Lamps in the Whirlpool was originally published as Suzhalil Mithakkum Deepangal in 1987. The story is a straightforward one. Girija, an "ideal" housewife with grown-up children, leaves home to spend a few days in Haridwar, for she badly wants a change from her unappreciative husband, her vulturelike mother-in-law, and genteel domestic slavery. When she returns home, her entry is barred, for she has broken the rules of middle-class morality and lowered the prestige of the husband. Even the mother-in-law, herself a woman of course, is unsympathetic, and that is the greater tragedy of the Indian scene. The old lady encourages her son: "The milk is spilt and nothing can be done about it. Let her take her belongings and leave."

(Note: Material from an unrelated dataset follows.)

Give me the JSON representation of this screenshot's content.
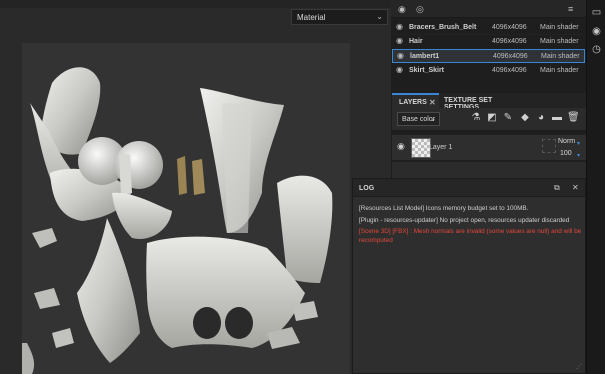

Is not a woman then an individual? Girija had received a good education and had even worked for a while. But marriage had caged her. Rajam's heroine will not wear sackcloth and ashes. She would rather rebuild her life outside. No doubt it will be an arduous process, and perhaps Girija and her like who assert their individuality are but lamps in the whirlpool of a caste- and custom-ridden society. But as long as there is life, there is hope. In any case, Rajam has used the word mithakkum (floats) in her original title, which is a positive statement. Ratna, Girija, and their ilk do not symbolize the helplessness of the lamps in the whirlpool but rather the purposeful "floating" of the lamps against all odds.
Upon a superficial reading of the novel, Girija might seem to be more a type than a character: the frustrated woman caught in the angst of middle-age with a husband who is the very image of male egoism, a woman who feels trapped because her unmarried daughters may need her presence in the home. Definitely, the house is typical of India's urban middle class, which is controlled by a patriarchal system that considers "female independent self-hood" as unnecessary and unhealthy. Samu, the mother-in-law, and Roja mami are also types, representing a social truth; but Girija's journey to selfhood is also a contemporary fact.
Rajam Krishnan's Indian version of feminism is made clear by her positing the case of the motherless Runo from a rich family. Neglected by her drunken father, she takes to drugs and sex and commits suicide. Will Girija's daughters end up like that? Rajam then presents the catalytic agent of the novel, Ratna. Here is Rajam's ideal, the "new woman": well educated, full of self-control, mincing no words, ready to help and to engage herself in purposeful action. Lamps in the Whirlpool is a well-wrought novel translated into expressive English, a triumph for both the novelist and the translators.